Another contributor, drawing analogy from a plane about to crash, offered said, “Before you start helping someone else in putting the mask on, you must first put on yours.”
However, they all seem to agree those 25 years of the foundation has, indeed been very remarkable one. They also pointed out that
what is missing in the foundation is not the nomenclature, but commitment to implementation and compliance.
They tasked partners on the need to ensure that the capacity being sort, is not one capable of promoting inequality in access to social amenities, tearing down social fabric and promoting non-inclusive economic growth.
Zimbabwe’s acting President, Dr Phelekezela Mphoko, who was at the special guest of honour at the event said, “I am excited that ACBF has become a very successful African story; this is 25 years of remarkable growth and unquantifiable contribution to Africa.”
In attendance were, Minister of Finance and Economic Development, ACBF Governor for Zimbabwe, Patrick Chinamasa, Commissioner for Economic Affairs for the African Union Commission, Dr Mothae Maruping, Chair of the ACBF Board of Governors, Goodall Gondwe and Executive Secretary of the ACBF Prof Emmanuel Nnadozie.
Others were Practice Manager, Governance Global Practice, World Bank, Dr Renaud Seligmann, Director, UNDP Regional Service Centre for Africa, Lebogang Motlana, Former ACBF Executive Secretary, Dr Soumana Sako and developmental and economic experts.
Continental bodies have recognised ACBF, as a knowledge and capacity building’ provider of choice.
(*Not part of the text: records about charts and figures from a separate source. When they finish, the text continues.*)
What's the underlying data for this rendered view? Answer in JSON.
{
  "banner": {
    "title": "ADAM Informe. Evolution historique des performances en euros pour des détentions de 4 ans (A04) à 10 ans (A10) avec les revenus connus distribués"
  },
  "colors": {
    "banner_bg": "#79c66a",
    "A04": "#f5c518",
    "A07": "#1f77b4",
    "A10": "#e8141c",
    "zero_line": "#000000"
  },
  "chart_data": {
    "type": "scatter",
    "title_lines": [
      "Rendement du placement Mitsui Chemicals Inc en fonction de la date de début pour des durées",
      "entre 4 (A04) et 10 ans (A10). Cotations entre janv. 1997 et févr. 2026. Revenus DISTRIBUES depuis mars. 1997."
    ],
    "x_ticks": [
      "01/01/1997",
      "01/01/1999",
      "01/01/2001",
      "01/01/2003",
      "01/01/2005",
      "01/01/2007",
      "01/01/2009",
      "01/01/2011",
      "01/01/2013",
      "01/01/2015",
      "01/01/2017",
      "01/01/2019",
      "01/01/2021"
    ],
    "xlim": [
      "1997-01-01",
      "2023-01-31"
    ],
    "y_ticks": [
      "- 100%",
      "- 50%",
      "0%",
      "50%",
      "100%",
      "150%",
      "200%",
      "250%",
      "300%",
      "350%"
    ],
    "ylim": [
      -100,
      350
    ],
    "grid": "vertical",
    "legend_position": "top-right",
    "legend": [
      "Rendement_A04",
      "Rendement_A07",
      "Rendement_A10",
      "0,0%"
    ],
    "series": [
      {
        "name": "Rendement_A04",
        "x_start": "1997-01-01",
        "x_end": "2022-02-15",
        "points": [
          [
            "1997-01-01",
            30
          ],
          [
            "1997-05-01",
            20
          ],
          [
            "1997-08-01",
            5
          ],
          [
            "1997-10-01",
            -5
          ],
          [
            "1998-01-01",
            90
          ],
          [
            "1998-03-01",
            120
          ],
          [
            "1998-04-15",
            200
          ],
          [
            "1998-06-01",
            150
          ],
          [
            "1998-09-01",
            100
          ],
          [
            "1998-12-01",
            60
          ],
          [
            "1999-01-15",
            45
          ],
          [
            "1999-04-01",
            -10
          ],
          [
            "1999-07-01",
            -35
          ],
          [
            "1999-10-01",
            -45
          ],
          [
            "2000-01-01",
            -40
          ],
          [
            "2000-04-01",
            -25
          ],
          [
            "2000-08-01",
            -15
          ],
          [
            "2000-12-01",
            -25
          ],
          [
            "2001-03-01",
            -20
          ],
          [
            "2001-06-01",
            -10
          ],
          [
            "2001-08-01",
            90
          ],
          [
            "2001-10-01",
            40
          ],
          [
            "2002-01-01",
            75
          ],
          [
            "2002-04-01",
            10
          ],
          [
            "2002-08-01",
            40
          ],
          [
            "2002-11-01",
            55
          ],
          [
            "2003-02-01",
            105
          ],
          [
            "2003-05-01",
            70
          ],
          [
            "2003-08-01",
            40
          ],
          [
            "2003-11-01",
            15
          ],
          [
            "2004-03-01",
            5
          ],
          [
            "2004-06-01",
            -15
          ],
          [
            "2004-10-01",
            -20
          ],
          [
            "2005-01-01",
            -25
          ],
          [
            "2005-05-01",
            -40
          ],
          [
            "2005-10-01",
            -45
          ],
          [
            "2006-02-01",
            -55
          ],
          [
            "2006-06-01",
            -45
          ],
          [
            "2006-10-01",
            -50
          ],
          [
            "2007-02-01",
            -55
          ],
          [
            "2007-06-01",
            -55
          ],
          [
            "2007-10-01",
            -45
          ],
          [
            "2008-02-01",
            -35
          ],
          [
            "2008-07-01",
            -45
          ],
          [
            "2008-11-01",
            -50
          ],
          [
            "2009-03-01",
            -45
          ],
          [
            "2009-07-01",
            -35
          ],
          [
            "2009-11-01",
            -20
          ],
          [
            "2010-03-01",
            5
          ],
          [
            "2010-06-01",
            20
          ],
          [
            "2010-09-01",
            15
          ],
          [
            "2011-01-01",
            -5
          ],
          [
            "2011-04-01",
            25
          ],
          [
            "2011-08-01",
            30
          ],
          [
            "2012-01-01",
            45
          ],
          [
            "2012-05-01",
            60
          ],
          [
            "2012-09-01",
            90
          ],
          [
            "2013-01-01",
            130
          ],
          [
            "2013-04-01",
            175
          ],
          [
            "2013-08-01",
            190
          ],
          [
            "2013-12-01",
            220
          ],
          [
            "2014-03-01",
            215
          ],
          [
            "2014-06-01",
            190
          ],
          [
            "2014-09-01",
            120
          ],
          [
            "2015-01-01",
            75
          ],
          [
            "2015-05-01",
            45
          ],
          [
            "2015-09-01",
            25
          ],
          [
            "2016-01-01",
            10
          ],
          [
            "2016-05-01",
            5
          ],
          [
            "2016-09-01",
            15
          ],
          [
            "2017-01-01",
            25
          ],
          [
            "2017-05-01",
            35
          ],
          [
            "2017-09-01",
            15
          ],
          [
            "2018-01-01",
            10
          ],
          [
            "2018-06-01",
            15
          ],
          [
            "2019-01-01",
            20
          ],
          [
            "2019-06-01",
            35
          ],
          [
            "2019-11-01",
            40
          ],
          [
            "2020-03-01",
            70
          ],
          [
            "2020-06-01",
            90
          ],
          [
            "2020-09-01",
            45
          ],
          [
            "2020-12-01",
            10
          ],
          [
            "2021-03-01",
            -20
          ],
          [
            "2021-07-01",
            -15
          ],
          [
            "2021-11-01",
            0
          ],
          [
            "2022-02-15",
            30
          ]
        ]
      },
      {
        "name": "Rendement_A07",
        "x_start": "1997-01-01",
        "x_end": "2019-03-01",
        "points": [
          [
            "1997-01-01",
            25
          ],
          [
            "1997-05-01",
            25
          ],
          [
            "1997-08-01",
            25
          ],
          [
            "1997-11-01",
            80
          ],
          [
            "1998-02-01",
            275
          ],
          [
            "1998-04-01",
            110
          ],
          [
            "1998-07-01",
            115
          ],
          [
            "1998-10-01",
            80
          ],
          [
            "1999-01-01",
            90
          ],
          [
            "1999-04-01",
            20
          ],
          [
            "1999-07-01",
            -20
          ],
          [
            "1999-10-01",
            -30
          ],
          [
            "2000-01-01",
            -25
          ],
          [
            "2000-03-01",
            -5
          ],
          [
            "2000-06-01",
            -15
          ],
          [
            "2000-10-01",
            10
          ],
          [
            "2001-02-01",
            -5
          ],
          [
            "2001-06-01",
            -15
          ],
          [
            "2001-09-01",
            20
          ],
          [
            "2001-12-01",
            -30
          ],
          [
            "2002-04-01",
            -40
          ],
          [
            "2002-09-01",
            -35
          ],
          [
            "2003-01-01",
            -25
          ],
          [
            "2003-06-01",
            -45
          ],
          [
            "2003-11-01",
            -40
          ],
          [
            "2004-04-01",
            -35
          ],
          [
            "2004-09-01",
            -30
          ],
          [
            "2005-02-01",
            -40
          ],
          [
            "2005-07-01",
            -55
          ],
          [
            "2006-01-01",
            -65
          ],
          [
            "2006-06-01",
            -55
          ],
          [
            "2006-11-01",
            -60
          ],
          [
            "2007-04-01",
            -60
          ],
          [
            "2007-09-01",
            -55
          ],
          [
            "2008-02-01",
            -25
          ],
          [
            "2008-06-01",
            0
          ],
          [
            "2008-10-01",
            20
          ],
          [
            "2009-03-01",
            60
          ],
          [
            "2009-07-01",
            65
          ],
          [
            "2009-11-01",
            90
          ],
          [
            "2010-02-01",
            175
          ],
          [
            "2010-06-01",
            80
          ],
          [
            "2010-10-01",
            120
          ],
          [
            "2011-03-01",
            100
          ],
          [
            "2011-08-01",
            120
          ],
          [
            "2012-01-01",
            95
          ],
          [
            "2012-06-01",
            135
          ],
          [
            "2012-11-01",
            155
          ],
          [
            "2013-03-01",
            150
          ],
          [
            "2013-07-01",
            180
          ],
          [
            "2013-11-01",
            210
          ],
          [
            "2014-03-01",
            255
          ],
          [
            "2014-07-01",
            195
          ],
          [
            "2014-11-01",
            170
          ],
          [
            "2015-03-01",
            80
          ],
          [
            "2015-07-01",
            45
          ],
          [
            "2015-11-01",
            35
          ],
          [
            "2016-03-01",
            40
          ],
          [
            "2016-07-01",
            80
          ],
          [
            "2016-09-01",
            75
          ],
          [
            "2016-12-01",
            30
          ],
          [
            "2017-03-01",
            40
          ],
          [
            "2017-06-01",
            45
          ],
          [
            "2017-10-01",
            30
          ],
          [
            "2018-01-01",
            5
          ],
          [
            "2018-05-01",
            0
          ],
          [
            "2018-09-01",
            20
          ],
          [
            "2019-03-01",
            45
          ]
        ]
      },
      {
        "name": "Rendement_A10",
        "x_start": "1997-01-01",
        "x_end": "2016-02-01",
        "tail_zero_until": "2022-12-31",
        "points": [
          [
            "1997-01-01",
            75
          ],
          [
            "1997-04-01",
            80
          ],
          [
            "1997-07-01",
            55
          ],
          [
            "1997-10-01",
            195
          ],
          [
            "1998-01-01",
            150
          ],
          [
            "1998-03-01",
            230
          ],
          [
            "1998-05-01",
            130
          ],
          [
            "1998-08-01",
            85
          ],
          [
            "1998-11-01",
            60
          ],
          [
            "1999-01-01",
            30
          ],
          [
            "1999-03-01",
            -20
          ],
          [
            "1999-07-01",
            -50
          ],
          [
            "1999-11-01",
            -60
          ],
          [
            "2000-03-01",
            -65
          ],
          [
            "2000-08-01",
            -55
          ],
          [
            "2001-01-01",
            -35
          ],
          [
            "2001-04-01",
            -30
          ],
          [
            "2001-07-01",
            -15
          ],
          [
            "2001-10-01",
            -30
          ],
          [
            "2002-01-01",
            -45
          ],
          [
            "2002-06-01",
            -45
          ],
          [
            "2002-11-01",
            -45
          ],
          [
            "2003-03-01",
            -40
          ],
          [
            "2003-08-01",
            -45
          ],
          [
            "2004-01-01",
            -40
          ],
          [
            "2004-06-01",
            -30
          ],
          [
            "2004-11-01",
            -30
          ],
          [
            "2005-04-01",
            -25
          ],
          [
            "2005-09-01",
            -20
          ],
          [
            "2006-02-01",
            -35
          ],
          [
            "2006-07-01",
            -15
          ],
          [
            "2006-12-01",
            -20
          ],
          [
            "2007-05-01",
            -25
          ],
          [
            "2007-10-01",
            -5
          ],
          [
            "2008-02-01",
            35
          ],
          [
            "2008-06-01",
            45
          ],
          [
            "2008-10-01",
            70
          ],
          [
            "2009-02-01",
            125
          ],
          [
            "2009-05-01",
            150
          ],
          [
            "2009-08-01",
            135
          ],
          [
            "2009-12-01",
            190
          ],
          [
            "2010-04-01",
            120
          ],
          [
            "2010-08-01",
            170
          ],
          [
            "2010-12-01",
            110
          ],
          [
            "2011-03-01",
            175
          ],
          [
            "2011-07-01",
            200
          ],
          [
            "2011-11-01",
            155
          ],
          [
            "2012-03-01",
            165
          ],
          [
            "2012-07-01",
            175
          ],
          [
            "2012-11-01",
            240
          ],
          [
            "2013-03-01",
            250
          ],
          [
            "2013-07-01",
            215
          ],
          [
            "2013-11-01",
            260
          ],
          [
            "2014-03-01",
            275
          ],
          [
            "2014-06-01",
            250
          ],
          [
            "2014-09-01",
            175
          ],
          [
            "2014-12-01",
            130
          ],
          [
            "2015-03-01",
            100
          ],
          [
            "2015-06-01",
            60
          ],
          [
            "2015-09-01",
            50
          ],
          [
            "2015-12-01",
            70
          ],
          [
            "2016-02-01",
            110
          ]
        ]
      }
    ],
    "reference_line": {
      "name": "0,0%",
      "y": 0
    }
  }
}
It is also seen as having unique knowledge of Africa’s capacity building
According to its executive secretary, the ACBF in a quarter century, has developed a strong network of think tanks and collaborated with universities, governments, and civil society.
He noted that this might have put the foundation in a unique position with strong coordination capabilities, a potentially wide delivery network, and the influence to leverage on support.
Besides the strong value for money it provides, ACBF’s unique profile and strengths also highlight its value proposition, leading to 25 years of experience in supporting and coordinating capacity development in Africa.
There is, however, a consensus that for the ACBF to accomplish expected transformative objectives, countries need to pay attention to capacity development and allocate resources accordingly.
The foundation also needs to be fully supported politically and financially by African governments. Equally, partners especially the non-traditional ones, need to recognise that the continental capacity needs are enormous and re-inventing the wheel will be retrogressive.
He stressed that the task of strengthening institutional and human capacities’ still remains even more relevant, especially as the Continent witnesses new challenges with the implementation of Agenda 2063 and the Sustainable Development Goals (SDGs).